Au commentaire littéral inachevé, l’évêque d’Hippone propose diverses interprétations de ce texte : In principio fecit Deus cælum et terrant. Voici celle qu’il présente en dernier lieu[1] et qu’il semble préférer aux autres :

« Par ces noms de ciel et terre, l’Auteur sacré n’a-t-il point voulu désigner surtout la matière informe de tout l’Univers, qui, par l’ordre ineffable de Dieu, a été transmuée en ces natures pourvues de forme et de beauté ?… Quelle que soit, en effet, la nature de cette matière, nous ne pouvons pas dire qu’elle n’a pas été créée par lui, car nous croyons et confessons que tout vient de lui… Cette matière est appelée ciel et terre, parce qu’elle est comme la semence du ciel et de la terre ; elle est appelée ciel et terre, parce qu’elle est quelque chose de confus et de mélangé qui est adapté à recevoir les formes que lui donnera l’Artisan divin ».
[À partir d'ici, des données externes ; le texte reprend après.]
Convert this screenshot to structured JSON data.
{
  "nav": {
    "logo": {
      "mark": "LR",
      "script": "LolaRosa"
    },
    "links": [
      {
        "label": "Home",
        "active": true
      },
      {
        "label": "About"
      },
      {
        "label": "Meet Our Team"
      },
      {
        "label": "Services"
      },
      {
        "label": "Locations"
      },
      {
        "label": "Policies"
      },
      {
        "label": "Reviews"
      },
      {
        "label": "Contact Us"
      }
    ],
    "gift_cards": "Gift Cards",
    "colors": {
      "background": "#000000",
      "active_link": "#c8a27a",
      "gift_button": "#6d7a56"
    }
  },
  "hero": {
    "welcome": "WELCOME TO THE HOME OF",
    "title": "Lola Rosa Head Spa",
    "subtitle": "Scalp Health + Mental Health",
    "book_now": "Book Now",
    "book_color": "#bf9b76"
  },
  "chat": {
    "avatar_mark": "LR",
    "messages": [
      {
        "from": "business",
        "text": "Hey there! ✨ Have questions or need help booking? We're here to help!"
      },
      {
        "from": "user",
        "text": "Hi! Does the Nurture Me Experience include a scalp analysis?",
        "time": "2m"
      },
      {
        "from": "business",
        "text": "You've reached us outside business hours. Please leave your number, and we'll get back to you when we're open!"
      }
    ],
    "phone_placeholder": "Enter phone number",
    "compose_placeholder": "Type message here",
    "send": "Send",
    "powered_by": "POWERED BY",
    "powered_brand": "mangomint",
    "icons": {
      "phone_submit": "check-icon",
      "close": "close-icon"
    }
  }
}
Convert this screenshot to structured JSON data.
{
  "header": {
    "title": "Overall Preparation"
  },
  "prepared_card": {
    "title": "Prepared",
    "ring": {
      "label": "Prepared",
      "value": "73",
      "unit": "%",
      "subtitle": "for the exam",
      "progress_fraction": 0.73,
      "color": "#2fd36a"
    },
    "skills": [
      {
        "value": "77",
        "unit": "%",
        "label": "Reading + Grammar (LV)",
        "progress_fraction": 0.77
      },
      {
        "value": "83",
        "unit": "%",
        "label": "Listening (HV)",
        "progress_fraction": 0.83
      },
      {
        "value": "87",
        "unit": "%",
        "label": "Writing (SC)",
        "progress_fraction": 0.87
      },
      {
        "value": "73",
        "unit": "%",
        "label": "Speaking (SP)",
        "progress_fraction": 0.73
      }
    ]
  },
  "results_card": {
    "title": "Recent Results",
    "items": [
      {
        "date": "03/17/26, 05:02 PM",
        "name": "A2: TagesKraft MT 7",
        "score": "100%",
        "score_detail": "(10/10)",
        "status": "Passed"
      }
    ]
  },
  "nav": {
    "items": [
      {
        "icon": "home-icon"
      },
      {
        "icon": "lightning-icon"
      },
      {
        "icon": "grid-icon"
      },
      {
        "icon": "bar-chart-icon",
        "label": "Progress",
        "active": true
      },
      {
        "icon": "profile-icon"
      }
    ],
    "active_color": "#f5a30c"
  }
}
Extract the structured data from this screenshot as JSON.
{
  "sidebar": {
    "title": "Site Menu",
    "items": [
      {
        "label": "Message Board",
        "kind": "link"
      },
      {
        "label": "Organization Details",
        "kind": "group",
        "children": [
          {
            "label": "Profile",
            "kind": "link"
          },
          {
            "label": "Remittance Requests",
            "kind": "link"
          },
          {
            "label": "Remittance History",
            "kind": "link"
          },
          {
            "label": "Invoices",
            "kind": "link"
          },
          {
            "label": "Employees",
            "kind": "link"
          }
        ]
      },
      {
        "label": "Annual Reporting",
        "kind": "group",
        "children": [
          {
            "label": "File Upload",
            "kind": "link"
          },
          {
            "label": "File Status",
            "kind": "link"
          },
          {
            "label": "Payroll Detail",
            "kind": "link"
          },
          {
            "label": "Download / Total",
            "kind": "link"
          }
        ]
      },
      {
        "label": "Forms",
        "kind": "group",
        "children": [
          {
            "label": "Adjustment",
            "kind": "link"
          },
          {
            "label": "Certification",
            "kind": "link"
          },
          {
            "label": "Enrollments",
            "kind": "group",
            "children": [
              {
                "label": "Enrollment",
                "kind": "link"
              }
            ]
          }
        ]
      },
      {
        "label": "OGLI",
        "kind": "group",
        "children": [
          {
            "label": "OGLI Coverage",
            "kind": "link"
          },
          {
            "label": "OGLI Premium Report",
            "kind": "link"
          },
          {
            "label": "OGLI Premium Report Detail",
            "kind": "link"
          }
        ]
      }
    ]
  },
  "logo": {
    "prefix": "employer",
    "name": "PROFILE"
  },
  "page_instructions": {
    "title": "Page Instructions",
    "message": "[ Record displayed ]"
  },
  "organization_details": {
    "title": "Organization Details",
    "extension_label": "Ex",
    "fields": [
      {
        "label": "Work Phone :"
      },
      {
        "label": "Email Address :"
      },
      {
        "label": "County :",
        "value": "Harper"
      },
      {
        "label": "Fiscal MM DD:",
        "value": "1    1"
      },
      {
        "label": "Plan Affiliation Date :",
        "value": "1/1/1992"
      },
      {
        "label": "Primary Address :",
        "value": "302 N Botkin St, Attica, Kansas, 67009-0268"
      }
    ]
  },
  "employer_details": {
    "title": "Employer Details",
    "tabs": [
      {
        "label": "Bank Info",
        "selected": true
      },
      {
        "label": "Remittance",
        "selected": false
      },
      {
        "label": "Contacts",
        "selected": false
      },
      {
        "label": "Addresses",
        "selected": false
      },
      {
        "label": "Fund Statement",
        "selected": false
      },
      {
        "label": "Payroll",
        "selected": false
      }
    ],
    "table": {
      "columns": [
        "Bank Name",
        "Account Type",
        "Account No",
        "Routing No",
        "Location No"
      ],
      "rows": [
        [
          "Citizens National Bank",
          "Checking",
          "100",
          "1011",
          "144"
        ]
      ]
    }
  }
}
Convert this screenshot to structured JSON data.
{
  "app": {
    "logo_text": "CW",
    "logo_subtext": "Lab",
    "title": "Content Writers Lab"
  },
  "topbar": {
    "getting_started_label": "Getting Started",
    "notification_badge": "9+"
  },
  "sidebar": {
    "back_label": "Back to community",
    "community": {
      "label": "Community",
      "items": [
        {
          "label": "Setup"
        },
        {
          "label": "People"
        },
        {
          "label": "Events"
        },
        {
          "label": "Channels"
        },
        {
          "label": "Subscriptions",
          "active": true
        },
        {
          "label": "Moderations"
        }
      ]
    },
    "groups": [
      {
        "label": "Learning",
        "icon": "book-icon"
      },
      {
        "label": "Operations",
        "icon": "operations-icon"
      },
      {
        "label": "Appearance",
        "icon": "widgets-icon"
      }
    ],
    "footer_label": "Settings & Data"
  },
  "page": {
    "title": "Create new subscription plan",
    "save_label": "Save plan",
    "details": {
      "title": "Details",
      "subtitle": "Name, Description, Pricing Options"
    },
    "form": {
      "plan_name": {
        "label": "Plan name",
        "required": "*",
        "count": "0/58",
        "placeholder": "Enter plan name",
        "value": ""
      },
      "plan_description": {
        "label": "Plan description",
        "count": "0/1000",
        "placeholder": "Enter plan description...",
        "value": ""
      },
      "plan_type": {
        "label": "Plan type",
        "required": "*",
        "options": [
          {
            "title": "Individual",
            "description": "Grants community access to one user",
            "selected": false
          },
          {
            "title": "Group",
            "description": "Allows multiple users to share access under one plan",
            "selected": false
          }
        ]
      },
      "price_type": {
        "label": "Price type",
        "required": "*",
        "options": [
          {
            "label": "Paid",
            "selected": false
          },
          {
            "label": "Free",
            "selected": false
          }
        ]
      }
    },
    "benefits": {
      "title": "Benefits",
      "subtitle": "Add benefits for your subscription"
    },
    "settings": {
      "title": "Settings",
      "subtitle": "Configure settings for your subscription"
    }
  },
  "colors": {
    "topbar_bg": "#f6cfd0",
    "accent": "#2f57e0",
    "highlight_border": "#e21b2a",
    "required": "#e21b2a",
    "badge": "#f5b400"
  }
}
C’est probablement[2] cette même matière que l’Auteur de la Genèse a voulu désigner sous le nom de terre, lorsqu’il a dit : Terra autem erat invisibilis et incomposita, et tenebræ erant super abyssum. « La confusion dans laquelle se trouve la matière a pu être insinuée de la sorte en l’intelligence populaire ; elle a pu être comparée à une terre invisible, sans composition, sans ordre, sans parure ; les ténèbres étaient sur l’abîme, c’est-à-dire au-dessus d’une très vaste profondeur ; et cette matière a peut-être reçu ce nouveau nom de profondeur, parce que son absence de forme ne permet pas que l’intelligence d’aucun homme la puisse pénétrer ».

Par ces mots : Et tenebrœ erant super abyssum, « n’est-ce pas encore[3] la confusion de la matière qui nous est exposée, cette confusion que les Grecs ont nommée χαός ? »

N’est-ce pas encore la même matière première[4] qui prend le nom d’eau dans ce texte : Et Spirilus Dei ferebatur super aquam ? « Le nom d’eau représenterait la matière soumise à l’opération de l’Artisan ; l’eau est, en effet, plus mobile que la terre ; la matière soumise à l’Artisan mériterait donc, pour désigner l’aisance de l’opération qu’elle doit subir et son mouvement plus facile, de s’appeler eau plutôt que terre…

  1. S. Aurelii Augustini De Genesi ad litteram liber imperfectus ; Cap. III, art. 10.
  2. S. Aurelii Augustini Op. laud., Cap. IV, art. 11.
  3. S. Aurelii Augustini Op. laud., Cap. IV, art. 12.
  4. {sc|S. Aurelii Augustini}} Op. laud., Cap. IV, artt. 12 et 13.